Entscheidungsstichwort (Thema)

Sozialhilfe. Eingliederungshilfe. Hilfen zu einer angemessenen Schulbildung. Kostenübernahme für einen Integrationshelfer bei Besuch einer Regelschule. Schulrecht Rheinland-Pfalz. Wahlrecht der Eltern bzgl der Schulform.

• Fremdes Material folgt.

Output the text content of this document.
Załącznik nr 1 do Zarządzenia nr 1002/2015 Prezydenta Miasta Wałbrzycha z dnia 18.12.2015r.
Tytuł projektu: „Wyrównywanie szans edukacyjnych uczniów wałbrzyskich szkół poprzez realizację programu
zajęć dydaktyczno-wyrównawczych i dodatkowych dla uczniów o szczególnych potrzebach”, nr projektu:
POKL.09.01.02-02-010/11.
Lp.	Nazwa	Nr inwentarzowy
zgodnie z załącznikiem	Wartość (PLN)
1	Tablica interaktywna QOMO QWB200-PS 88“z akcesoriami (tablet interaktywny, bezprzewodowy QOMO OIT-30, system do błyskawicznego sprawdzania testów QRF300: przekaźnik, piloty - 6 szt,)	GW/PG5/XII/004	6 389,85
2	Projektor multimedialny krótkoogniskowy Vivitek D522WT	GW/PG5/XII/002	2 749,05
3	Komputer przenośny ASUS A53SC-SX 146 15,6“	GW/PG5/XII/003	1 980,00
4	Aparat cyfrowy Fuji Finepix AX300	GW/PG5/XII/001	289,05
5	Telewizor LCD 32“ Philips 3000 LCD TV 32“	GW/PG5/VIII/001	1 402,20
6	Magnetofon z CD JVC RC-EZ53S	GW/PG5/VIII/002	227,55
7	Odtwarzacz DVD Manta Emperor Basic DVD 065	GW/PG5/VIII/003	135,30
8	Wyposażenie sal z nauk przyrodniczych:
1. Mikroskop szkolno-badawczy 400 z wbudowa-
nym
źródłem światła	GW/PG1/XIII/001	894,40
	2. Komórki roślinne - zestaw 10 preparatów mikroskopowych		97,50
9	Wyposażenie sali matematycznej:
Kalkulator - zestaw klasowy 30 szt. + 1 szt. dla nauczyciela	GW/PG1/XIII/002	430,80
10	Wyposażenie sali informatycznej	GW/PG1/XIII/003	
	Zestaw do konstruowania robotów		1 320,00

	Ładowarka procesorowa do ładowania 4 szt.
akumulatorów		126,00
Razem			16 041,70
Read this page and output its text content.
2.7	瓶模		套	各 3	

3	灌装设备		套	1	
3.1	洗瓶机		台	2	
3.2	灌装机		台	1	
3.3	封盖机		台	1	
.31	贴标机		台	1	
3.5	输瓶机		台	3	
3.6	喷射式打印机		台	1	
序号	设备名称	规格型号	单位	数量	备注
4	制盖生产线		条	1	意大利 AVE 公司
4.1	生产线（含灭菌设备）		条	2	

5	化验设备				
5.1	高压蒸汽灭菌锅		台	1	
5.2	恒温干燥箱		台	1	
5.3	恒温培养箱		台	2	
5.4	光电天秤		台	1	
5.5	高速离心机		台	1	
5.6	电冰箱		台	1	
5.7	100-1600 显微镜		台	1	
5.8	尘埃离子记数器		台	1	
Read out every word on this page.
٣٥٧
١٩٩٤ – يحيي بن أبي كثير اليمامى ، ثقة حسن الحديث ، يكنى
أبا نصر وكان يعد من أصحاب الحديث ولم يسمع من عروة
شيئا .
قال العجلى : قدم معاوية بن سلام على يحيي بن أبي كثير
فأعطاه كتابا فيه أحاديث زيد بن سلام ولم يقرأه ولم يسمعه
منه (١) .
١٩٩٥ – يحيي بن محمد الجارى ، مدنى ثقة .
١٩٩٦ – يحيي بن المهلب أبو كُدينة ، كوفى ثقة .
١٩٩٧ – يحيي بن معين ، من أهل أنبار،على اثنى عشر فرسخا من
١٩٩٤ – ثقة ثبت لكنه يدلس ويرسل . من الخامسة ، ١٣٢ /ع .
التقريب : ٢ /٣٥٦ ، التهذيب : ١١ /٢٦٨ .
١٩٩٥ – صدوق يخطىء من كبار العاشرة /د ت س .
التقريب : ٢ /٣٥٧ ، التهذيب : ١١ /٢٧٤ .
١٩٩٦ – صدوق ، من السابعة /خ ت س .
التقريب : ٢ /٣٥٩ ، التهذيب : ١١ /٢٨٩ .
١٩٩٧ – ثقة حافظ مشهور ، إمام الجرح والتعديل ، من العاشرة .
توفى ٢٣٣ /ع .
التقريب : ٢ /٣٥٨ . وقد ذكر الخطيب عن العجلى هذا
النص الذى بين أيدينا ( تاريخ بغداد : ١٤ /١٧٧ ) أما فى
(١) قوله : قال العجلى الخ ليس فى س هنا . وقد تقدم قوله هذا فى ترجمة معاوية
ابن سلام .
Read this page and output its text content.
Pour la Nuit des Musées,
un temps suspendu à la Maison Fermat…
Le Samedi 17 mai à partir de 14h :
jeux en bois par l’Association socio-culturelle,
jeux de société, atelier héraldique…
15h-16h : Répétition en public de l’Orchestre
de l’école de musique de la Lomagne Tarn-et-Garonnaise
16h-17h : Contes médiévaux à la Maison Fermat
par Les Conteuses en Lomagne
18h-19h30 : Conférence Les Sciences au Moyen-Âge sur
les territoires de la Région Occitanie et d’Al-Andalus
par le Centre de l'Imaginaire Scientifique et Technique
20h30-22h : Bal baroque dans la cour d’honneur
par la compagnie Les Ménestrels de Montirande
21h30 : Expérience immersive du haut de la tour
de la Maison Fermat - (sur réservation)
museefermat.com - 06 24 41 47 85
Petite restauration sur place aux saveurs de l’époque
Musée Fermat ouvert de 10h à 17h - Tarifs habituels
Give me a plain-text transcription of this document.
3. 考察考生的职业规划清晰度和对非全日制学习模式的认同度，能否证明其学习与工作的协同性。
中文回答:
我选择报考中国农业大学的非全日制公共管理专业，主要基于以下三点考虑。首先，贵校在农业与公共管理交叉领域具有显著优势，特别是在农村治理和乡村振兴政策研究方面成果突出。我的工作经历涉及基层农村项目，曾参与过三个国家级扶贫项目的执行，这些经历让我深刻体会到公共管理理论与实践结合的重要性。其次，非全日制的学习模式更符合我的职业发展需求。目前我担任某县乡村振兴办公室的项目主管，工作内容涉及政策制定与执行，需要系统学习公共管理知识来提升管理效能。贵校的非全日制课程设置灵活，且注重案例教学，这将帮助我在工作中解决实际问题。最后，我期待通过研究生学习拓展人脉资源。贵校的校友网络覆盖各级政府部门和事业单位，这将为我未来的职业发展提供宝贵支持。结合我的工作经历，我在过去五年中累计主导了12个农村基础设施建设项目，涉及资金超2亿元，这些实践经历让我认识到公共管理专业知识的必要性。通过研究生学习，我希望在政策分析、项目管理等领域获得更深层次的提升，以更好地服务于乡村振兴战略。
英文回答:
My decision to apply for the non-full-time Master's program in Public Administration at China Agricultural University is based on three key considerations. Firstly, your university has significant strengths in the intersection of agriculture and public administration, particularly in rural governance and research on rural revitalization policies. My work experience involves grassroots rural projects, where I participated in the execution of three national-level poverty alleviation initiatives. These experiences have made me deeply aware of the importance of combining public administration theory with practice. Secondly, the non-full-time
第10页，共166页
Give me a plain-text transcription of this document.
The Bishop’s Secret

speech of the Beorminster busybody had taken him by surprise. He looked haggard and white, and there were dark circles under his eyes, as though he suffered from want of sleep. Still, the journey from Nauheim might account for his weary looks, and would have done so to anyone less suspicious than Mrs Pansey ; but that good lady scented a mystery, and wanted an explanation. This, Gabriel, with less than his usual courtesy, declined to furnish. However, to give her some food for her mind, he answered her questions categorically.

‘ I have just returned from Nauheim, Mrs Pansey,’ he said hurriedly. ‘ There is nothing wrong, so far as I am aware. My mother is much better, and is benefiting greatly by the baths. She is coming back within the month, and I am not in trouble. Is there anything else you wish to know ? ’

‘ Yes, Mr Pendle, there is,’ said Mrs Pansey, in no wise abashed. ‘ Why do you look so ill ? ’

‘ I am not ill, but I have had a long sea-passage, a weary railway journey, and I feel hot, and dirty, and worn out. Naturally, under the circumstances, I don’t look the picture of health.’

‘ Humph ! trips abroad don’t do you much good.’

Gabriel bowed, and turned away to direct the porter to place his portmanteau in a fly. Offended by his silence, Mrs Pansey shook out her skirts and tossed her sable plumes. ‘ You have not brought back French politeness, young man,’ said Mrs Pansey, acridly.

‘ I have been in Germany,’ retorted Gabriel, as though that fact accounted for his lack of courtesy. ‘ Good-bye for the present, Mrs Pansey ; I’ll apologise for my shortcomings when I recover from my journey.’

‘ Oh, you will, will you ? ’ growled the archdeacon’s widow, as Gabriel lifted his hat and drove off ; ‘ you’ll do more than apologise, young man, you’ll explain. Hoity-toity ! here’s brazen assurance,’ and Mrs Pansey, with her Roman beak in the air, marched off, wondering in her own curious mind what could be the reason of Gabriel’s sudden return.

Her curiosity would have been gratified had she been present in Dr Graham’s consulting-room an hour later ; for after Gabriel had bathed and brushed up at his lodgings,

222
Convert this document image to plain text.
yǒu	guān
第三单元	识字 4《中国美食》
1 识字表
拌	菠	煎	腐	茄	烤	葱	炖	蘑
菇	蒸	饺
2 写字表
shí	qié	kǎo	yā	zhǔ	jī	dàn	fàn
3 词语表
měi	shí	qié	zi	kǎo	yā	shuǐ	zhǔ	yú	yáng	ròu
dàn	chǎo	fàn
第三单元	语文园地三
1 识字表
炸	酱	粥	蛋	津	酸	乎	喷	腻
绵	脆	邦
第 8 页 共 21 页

Bindung des Sozialhilfeträgers an diese Entscheidung

 

Leitsatz (amtlich)

1. Der Sozialhilfeträger ist seit dem Schuljahr 2014/2015 an die Wahl der Eltern eines behinderten Kindes hinsichtlich der Schulform im Rahmen der Inklusion gebunden.

2. Eingliederungshilfe nach §§ 53 ff SGB 12 in Form der Kostenübernahme für einen Integrationshelfer ist auch dann zu gewähren, wenn der Sozialhilfeträger das behinderte Kind für den Besuch einer Regelschule nicht für geeignet hält.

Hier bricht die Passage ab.